Zum ersten Mal konnten Moleküle von Wasserstoffperoxid im interstellaren Raum nachgewiesen werden. Einem Forschungteam von Astronomen aus Schweden und Deutschland gelang die Entdeckung in dem Sternentstehungsgebiet Rho Ophiuchi, nur 400 Lichtjahre von der Erde entfernt. Die Entdeckung bringt zusätzliche Spannung in ein ohnehin schon heißes Forschungsthema - nämlich wie sich Wasser, das wohl wichtigste Molekül für die Entstehung von Leben, im Universum gebildet hat. Die Wissenschaftler nutzten für ihre Beobachtungen das Submillimeterteleskop APEX, das in Zusammenarbeit vom Max-Planck-Institut für Radioastronomie mit dem schwedischen Onsala Space Observatory und der europäischen Südsternwarte in 5100 m Höhe in Chile betrieben wird.

Pressinformation des Max-Planck-Institut für Radio Astronomie vom 06.07.2011

Farbaufnahme des Sternentstehungsgebiets um den Stern Rho Ophiuchi in ca. 400 Lichtjahren Entfernung von der Erde. Mit dem APEX-Teleskop in Chile konnten in dieser Region zum ersten Mal das Molekül Wasserstoffperoxid im Weltraum nachgewiesen werden; der Fundort ist durch einen roten Kreis markiert. Rho Ophiuchi ist der helle Stern inmitten der blauen Region im oberen Bildteil. Der hellste Stern im Feld, ein wenig gelblich erscheinend in der unteren Bildhälfte, ist Antares, tatsächlich einer der hellsten Sterne am Himmel. Recht davon ist der Kugelsternhaufen Messier 4 sichtbar.
Bildrechte: ESO/S. Guisard

 

 

Wasserstoffperoxid mit dem Symbol H2O2 ist eine vertraute Substanz für Chemiker, aber aufgrund seiner Wirkung ebenso für Reinigungskräfte oder Friseure.

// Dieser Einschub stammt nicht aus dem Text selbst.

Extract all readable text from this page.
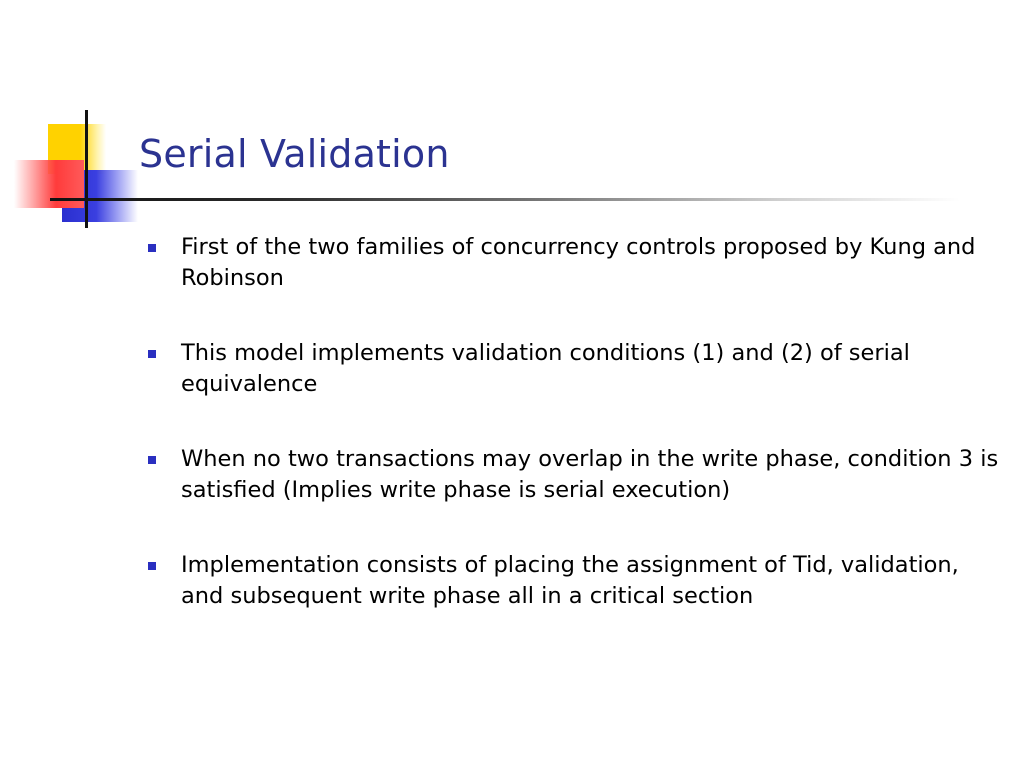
Serial Validation
First of the two families of concurrency controls proposed by Kung and Robinson
This model implements validation conditions (1) and (2) of serial equivalence
When no two transactions may overlap in the write phase, condition 3 is satisfied (Implies write phase is serial execution)
Implementation consists of placing the assignment of Tid, validation, and subsequent write phase all in a critical section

Und nun ist dieses aseptisch wirkende Bleichmittel inmitten einer ganzen Reihe vertrauter Moleküle zu finden, die man nicht nur auf der Erde, sondern auch im Weltraum nachgewiesen hat.

Einem internationalen Team von Astronomen ist die Entdeckung gelungen. Sie haben das in 5100 m Höhe auf der Chajnantor-Ebene in den chilenischen Anden gelegene APEX- Teleskop (APEX = "Atacama Pathfinder Experiment") eingesetzt, um damit eine Region in der Nähe des Sterns Rho Ophiuchi im Sternbild Schlangenträger in ca. 400 Lichtjahren Entfernung zu untersuchen. In dieser Region befinden sich extrem kalte (mit einer Temperatur von ca. -250 Grad Celsius) und dichte Gas- und Staubwolken, in denen neue Sterne geboren werden. Diese Wolken bestehen überwiegend aus Wasserstoff; darin befinden sich aber auch Spuren anderer Chemikalien. Dadurch stellen sie erstklassige Zielorte bei der Jagd nach Molekülen im interstellaren Raum dar.

Das Forschungsteam hat in der aus diesem Gebiet eintreffenden Radiostrahlung die charakteristische Signatur von Wasserstoffperoxid identifiziert, das damit in einem Teilbereich der Rho-Ophiuchi-Wolke nachgewiesen ist.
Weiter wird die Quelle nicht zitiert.